The horizon run is equally obtuse when you move too slowly. Sonic has a quick trot by default, along with a run button and two dash moves/attacks to get him really moving. He can wall run, double jump, the works. But when he isn't flying at warp speed, Lost World loses all focus as a platform game. The view makes it difficult to judge distance in jumps, and the lock-on mode I mentioned is so scattershot that at times it feels like it is actively working against the player. The biggest issue is the transition between uncontrollable super speed and yawn-inducing no speed is so jarring, usually in the form of a hit enemy or wall, that the flow of the level is completely blown and what was fun for a second or two becomes a painful slog to the next speed point or enemy encounter. If I had to answer a question on whether Lost World was better at high speed or low, I'd have to say neither.

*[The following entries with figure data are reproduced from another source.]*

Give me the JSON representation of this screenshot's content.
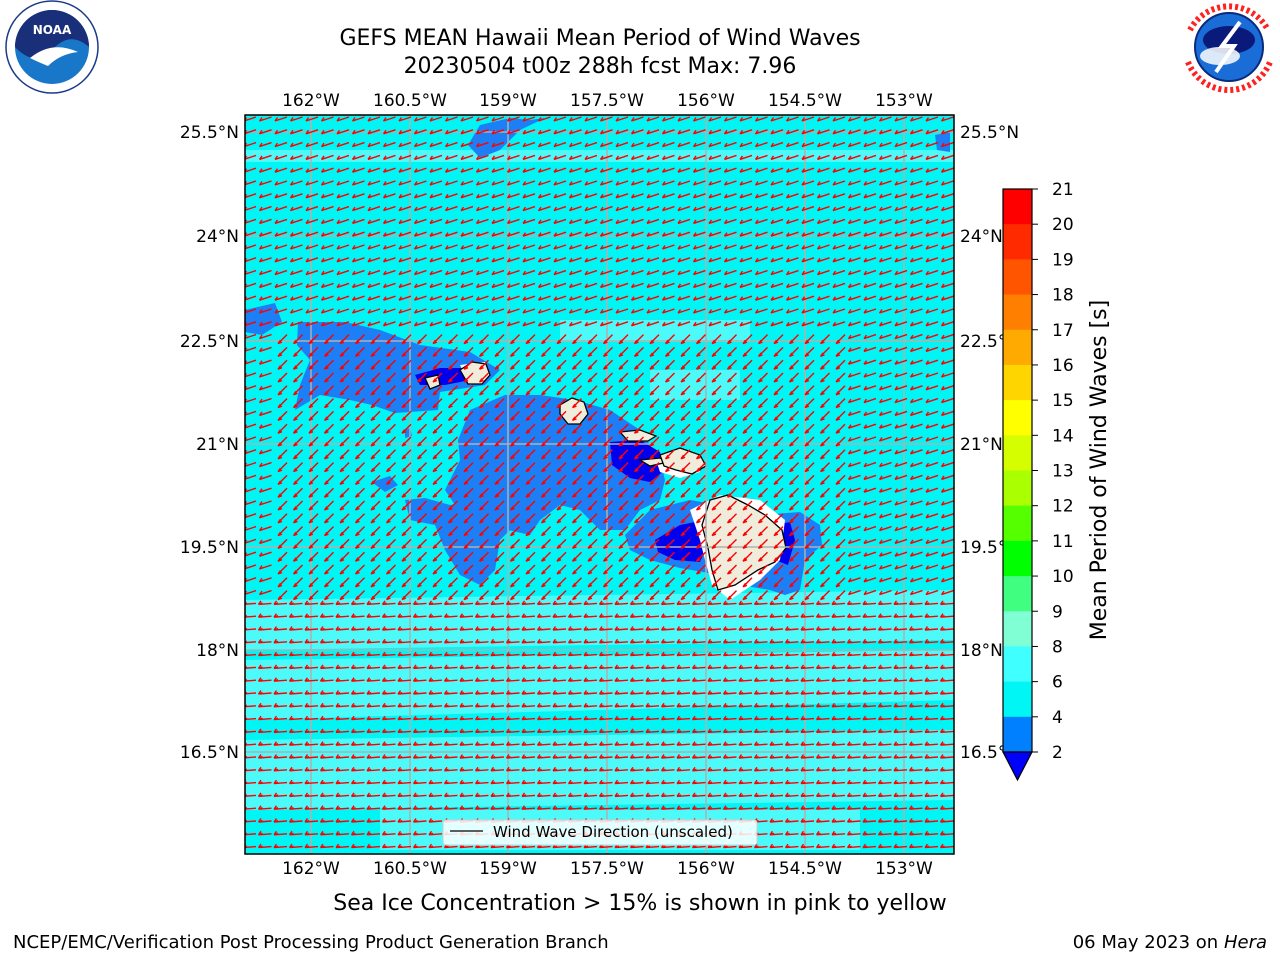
{
  "header": {
    "title_line1": "GEFS MEAN Hawaii Mean Period of Wind Waves",
    "title_line2": "20230504 t00z 288h fcst   Max: 7.96"
  },
  "logos": {
    "left": {
      "name": "NOAA",
      "ring_text": "NATIONAL OCEANIC AND ATMOSPHERIC ADMINISTRATION · U.S. DEPARTMENT OF COMMERCE"
    },
    "right": {
      "ring_text": "NATIONAL WEATHER SERVICE"
    }
  },
  "map": {
    "lon_ticks": [
      "162°W",
      "160.5°W",
      "159°W",
      "157.5°W",
      "156°W",
      "154.5°W",
      "153°W"
    ],
    "lat_ticks": [
      "25.5°N",
      "24°N",
      "22.5°N",
      "21°N",
      "19.5°N",
      "18°N",
      "16.5°N"
    ],
    "legend_label": "Wind Wave Direction (unscaled)",
    "ocean_color": "#00f5f5",
    "arrow_color": "#ff0000"
  },
  "colorbar": {
    "label": "Mean Period of Wind Waves [s]",
    "ticks": [
      "21",
      "20",
      "19",
      "18",
      "17",
      "16",
      "15",
      "14",
      "13",
      "12",
      "11",
      "10",
      "9",
      "8",
      "6",
      "4",
      "2"
    ],
    "colors": [
      "#ff0000",
      "#ff2a00",
      "#ff5500",
      "#ff8000",
      "#ffaa00",
      "#ffd500",
      "#ffff00",
      "#d5ff00",
      "#aaff00",
      "#55ff00",
      "#00ff00",
      "#40ff80",
      "#80ffd5",
      "#40ffff",
      "#00f5f5",
      "#0080ff",
      "#0000ff"
    ]
  },
  "footer": {
    "note": "Sea Ice Concentration > 15% is shown in pink to yellow",
    "credit": "NCEP/EMC/Verification Post Processing Product Generation Branch",
    "date": "06 May 2023 on",
    "machine": "Hera"
  }
}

The side scrolling portions suffer the same fate. The fast is too fast, the slow is way too slow. As a fast character, it feels ridiculous to have to pause to line up a precise platform jump, but it feels equally ridiculous to miss a jump or item because you were moving too fast to react as it flies by. These 2D segments highlight this weakness even more than the 3D horizon ones do, as the horizon ones can be explained away with the seemingly reasonable (at first) logical fallacy of "different paths" to the goal. The goal is always either the center of the screen (horizon) or one side of it (side scrolling); missing stuff because of extreme speed and barely caring because of low speed means neither gameplay idea works. Lost World's gameplay is strike three for Sega's hedgehog.

So where does that leave us? I realize I'm going to rustle some jimmies with this one but... Dear Sega, it is time to stop making games starring Sonic the Hedgehog altogether. Let the character die. Bury him next to Bubsy, Gex, Aero the Acrobat, Vectorman and every other 16-bit platform star who was allowed to go quietly into that good night. Sonic is no longer a good or even passable video game character. His story is always the same and is never interesting. His friends are lame. His quest is lame. His scriptwriters are hacks and his voice actor is among the most annoying on the planet. Keeping things the same doesn't work. Re-imagining things doesn't work. New ideas don't work. Old ideas don't work. Stolen ideas (why is Mario being so cool about Sonic stealing his levels?) don't work. Nothing works. Sonic: Lost World isn't the worst game Sonic has ever starred in, and that is what is perhaps saddest of all. If you asked pre-teen Jason if Sonic the Hedgehog would ever die, I'd get all adolescent indignant and tell you, "no way!" Adult Jason is quite the opposite; I'm now wishing Sega would lay this once great mascot to rest. Please, Sega, no more.

Final Rating: 35%. Is it time to put Sonic out to pasture?